On 1/16/15 9:58 AM, Vladimir Panteleev wrote:
On Friday, 16 January 2015 at 17:40:40 UTC, Andrei Alexandrescu wrote:
I just added
https://github.com/D-Programming-Language/dlang.org/pull/770, which
generates minified css files. This is because in the near future css
files will become heftier (more documentation comments, more detailed
styles etc).

The disadvantage is that now one needs to be online to generate
documentation. Thoughts?

I would advise against this. If added, it should be opt-in.

Thanks for the feedback.

I see the following issues:

- The service in question might be occasionally down, or might be shut
down completely at some point. This makes it an additional point of
failure.

To counter that I was thinking of:

curl -X POST -s --data-urlencode 'input@$<' http://cssminifier.com/raw >$@ || cp $< $@

This is nice modulo possible delays due to slow timeouts.

I should also add that we already connect online to fetch LATEST from github. Incidentally today that takes forever :o).

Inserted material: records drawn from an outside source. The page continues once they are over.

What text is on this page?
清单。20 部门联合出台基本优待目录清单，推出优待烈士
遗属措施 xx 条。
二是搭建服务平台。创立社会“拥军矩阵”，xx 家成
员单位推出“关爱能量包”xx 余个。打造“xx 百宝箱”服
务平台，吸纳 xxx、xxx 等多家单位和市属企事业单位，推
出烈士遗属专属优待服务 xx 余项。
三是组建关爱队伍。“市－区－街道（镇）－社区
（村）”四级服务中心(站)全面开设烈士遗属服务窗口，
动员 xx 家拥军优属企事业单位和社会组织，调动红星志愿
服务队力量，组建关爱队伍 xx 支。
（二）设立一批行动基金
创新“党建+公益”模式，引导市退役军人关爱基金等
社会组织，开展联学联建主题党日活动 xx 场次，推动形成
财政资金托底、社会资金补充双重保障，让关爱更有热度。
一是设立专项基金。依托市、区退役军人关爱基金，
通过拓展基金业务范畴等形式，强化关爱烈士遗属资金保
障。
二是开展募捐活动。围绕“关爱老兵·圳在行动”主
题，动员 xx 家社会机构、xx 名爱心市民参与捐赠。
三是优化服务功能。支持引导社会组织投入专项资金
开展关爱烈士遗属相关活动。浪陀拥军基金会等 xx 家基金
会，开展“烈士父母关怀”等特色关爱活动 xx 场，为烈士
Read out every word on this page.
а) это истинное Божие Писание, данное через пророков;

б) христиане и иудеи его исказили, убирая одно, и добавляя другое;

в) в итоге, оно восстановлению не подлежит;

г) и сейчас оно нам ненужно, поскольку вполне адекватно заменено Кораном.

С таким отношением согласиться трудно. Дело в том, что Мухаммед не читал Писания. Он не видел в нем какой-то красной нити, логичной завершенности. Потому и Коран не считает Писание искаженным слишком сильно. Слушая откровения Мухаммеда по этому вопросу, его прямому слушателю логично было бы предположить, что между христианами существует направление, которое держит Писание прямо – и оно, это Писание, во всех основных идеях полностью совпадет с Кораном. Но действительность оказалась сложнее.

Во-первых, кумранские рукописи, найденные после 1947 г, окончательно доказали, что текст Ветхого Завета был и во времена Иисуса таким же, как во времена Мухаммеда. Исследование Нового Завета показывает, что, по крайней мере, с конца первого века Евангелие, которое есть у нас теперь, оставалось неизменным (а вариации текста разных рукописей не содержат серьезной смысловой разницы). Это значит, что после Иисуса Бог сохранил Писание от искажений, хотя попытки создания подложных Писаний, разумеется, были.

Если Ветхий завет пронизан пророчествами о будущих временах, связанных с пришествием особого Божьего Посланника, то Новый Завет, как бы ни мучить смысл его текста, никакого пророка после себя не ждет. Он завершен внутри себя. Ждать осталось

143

- High website load or poor Internet speeds will increase the time
needed to build the website.

Actually that's not the case in my experience. Did you build the site recently, i.e. with dub in tow? Build time is dominated by running dub, and it's impossible to run it on only the modified portions of the site. make -j on my laptop takes one full minute without doing anything online. Running a few curls in parallel with that have plenty of time to finish.

Then dub generates 286 MB worth of stuff, which takes a long time to rsync. (For perspective: the pre-dub site, images and all, was 19 MB.) I'm not sure whether rsync gets further confused by the necessity of wiping all files and generating them again, whether they're identical or not.

I confess I'm unhappy with dub. I was hoping for a turnkey solution that also opens up new possibilities. Sadly it adds its own problems, and those it solves I know how to do simpler with ddoc and tooling around it. As things are, I found myself with another project in my lap that I need to babysit.

- We can't know for sure that at some point the owners of
cssminifier.com won't decide to inject evil code in the output. Even if
you trust the owners, the service might get hacked with the same outcome.

Good point. We could, of course, store the converted css and inspect it before uploading, but seems a bit like meteor insurance to me.

- As the request goes over HTTP, you also need to trust every peer
between your machine and the website to not perform a MITM attack.

I think relying on a random 3rd-party service is acceptable for an
amateur or hobbyist website, which we are not. Instead, I suggest adding
an optional (opt-in) rule which invokes an offline CSS minifier.

That's a rather dim view of online services :o). What would be a trustworty offline CSS minifier?